二部は「nomadic」と題されたもの。幕が開くと、舞台上からボールチェーンが吊るされています。エスニックな衣装をつけたダンサーたちがインドネシア民族音楽J.S.バッハ、さらには中島みゆきエルヴィス・プレスリー、エディト・ピアフなどによる多彩な曲にのせて踊ります。緻密な動きを突き詰めた一部とは対照的に、生を謳歌、原初の衝動に基づいて踊るかのような、いま、ここで立ち上がるいきいきとしたダンス。金森作品においてここまでダンサーたちの個性が活かされ、自在で躍動に富んだダンスはなかったのでは。カーテンコールでは熱狂的な拍手がわき起こりました。
三部は「psychic」と題され、一部における古典的なダンスの身体、二部における根源的・プリミティブなダンスとのあいだに位置づけられる精神的領域での身体が追求されます。照明は舞台上横からライトを当てたり舞台に置かれたスポットライトを用いたりといったもの。井関と宮河愛一郎、山田勇気、中野綾子という金森の下で踊ったキャリアの長い人、あるいは比較的バレエ軸に基礎鍛錬がよくできている精鋭が踊った感。4人は組んず解れつに絡んだり、ひとり舞台に佇みます。J.S.バッハの遺作「フーガの技法」が流れますが、ダンサーたちはi-podでヒッチコックの映画「サイコ」の音楽を聴いています。浮かび上がるのは、現代社会における人と人の孤絶や距離。いまを生きる身体を精神面から捉え、社会への問題提起を行っているようです。社会のなかでのダンスという問題意識を常に抱えているのも金森の懐の大きさ、深さといえます。

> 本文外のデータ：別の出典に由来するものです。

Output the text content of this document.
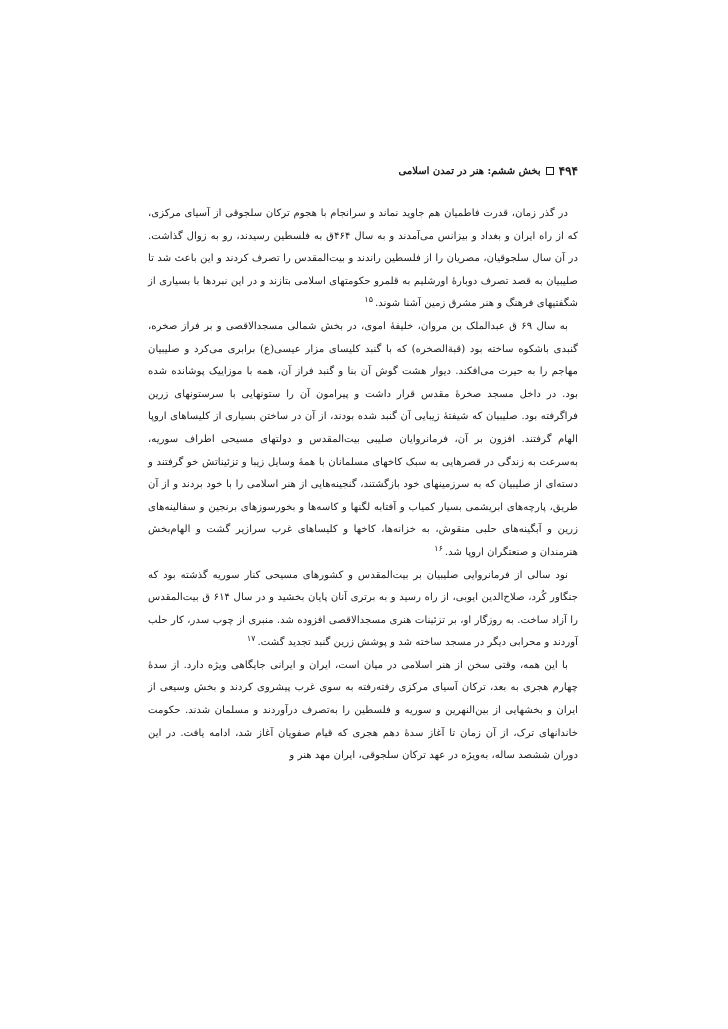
۴۹۴
بخش ششم: هنر در تمدن اسلامی

در گذر زمان، قدرت فاطمیان هم جاوید نماند و سرانجام با هجوم ترکان سلجوقی از آسیای مرکزی، که از راه ایران و بغداد و بیزانس می‌آمدند و به سال ۴۶۴ق به فلسطین رسیدند، رو به زوال گذاشت. در آن سال سلجوقیان، مصریان را از فلسطین راندند و بیت‌المقدس را تصرف کردند و این باعث شد تا صلیبیان به قصد تصرف دوبارهٔ اورشلیم به قلمرو حکومتهای اسلامی بتازند و در این نبردها با بسیاری از شگفتیهای فرهنگ و هنر مشرق زمین آشنا شوند.$^{۱۵}$

به سال ۶۹ ق عبدالملک بن مروان، خلیفهٔ اموی، در بخش شمالی مسجدالاقصی و بر فراز صخره، گنبدی باشکوه ساخته بود (قبةالصخره) که با گنبد کلیسای مزار عیسی(ع) برابری می‌کرد و صلیبیان مهاجم را به حیرت می‌افکند. دیوار هشت گوش آن بنا و گنبد فراز آن، همه با موزاییک پوشانده شده بود. در داخل مسجد صخرهٔ مقدس قرار داشت و پیرامون آن را ستونهایی با سرستونهای زرین فراگرفته بود. صلیبیان که شیفتهٔ زیبایی آن گنبد شده بودند، از آن در ساختن بسیاری از کلیساهای اروپا الهام گرفتند. افزون بر آن، فرمانروایان صلیبی بیت‌المقدس و دولتهای مسیحی اطراف سوریه، به‌سرعت به زندگی در قصرهایی به سبک کاخهای مسلمانان با همهٔ وسایل زیبا و تزئیناتش خو گرفتند و دسته‌ای از صلیبیان که به سرزمینهای خود بازگشتند، گنجینه‌هایی از هنر اسلامی را با خود بردند و از آن طریق، پارچه‌های ابریشمی بسیار کمیاب و آفتابه لگنها و کاسه‌ها و بخورسوزهای برنجین و سفالینه‌های زرین و آبگینه‌های حلبی منقوش، به خزانه‌ها، کاخها و کلیساهای غرب سرازیر گشت و الهام‌بخش هنرمندان و صنعتگران اروپا شد.$^{۱۶}$

نود سالی از فرمانروایی صلیبیان بر بیت‌المقدس و کشورهای مسیحی کنار سوریه گذشته بود که جنگاور کُرد، صلاح‌الدین ایوبی، از راه رسید و به برتری آنان پایان بخشید و در سال ۶۱۴ ق بیت‌المقدس را آزاد ساخت. به روزگار او، بر تزئینات هنری مسجدالاقصی افزوده شد. منبری از چوب سدر، کار حلب آوردند و محرابی دیگر در مسجد ساخته شد و پوشش زرین گنبد تجدید گشت.$^{۱۷}$

با این همه، وقتی سخن از هنر اسلامی در میان است، ایران و ایرانی جایگاهی ویژه دارد. از سدهٔ چهارم هجری به بعد، ترکان آسیای مرکزی رفته‌رفته به سوی غرب پیشروی کردند و بخش وسیعی از ایران و بخشهایی از بین‌النهرین و سوریه و فلسطین را به‌تصرف درآوردند و مسلمان شدند. حکومت خاندانهای ترک، از آن زمان تا آغاز سدهٔ دهم هجری که قیام صفویان آغاز شد، ادامه یافت. در این دوران ششصد ساله، به‌ویژه در عهد ترکان سلجوقی، ایران مهد هنر و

金森は代表作『NINA〜物質化する生け贄』『Nameless hands〜人形の家』では、物質化する身体を主題に大きな構造をもった、ある意味全幕バレエともいえる大作を発表してきました。本作に関して各パートに明確な関係はありません。ダンスする身体のあり様3つを通してフィジカルな興奮がダイレクトに味わえます。前作『Nameless hands〜人形の家』で開花した、多彩な語彙と演出法を活かし、いい意味で観客を楽しませる術も特に二部で活かされており、完成度の高さに加え魅せ方のうまさも抜群。Noism本公演で上演された全作品を観ていますがNoism/金森にとって新たな代表作の誕生といえると思います。金森のミューズ井関の魅力が全開であり、一部には金森が久々に自作に登場するのもファンにはうれしい。ただ、強いていえば「academic」パートにおいて回を重ねより強度ある表現ができれば(ことに男性陣)一層密度の濃いものになっていく気はします。メンバー変遷も多く、基礎鍛錬がしっかりできたうえに金森の意図する表現を習得する踊り手を恒常的に育てることは課題。それを金森も実感しているからこそ付属研修生カンパニー/Noism2の創設を決意するに至ったのかもしれません。
Noismの本拠地、りゅーとぴあを過去に訪れたことはありますが、公演を観たのはスタジオ・能楽堂公演のみ、ホール公演を観たのは初めてでした。Noism創設当初は動員にやや苦戦したということですが、初見日は3日間公演の初日、1階席の9割方は客席が埋まっていました。客席の雰囲気も上々、観劇慣れというか斜めに構えてダンスを見ることなくヴィヴィドな反応が感じられました。カーテンコールも熱烈で、5年間にわたる活動の結果、熱心な観客層が育ってきていることを肌で実感しました。
本作は数週間後、東京の新国立劇場で上演されます。しかし、舞台機構が新潟とはあまりに違う(奥行き幅とも大幅に狭い)。貸館公演と違って仕込み・リハーサルの期間が長く取れるため、劇場に合わせ最善の調整ができるとアフタートークで金森が語っていましたので、計算済み、問題ないのでしょう。ただ前売券が完売しており、若干枚の当日券しか用意されていないのが残念です。東京では人気に比して公演数が少ない印象。苦労してチケットを入手してでも観るに値する舞台に思いますし、ダンス界に一石を投じる話題作として本年度を代表する一作となるのは間違いないでしょう。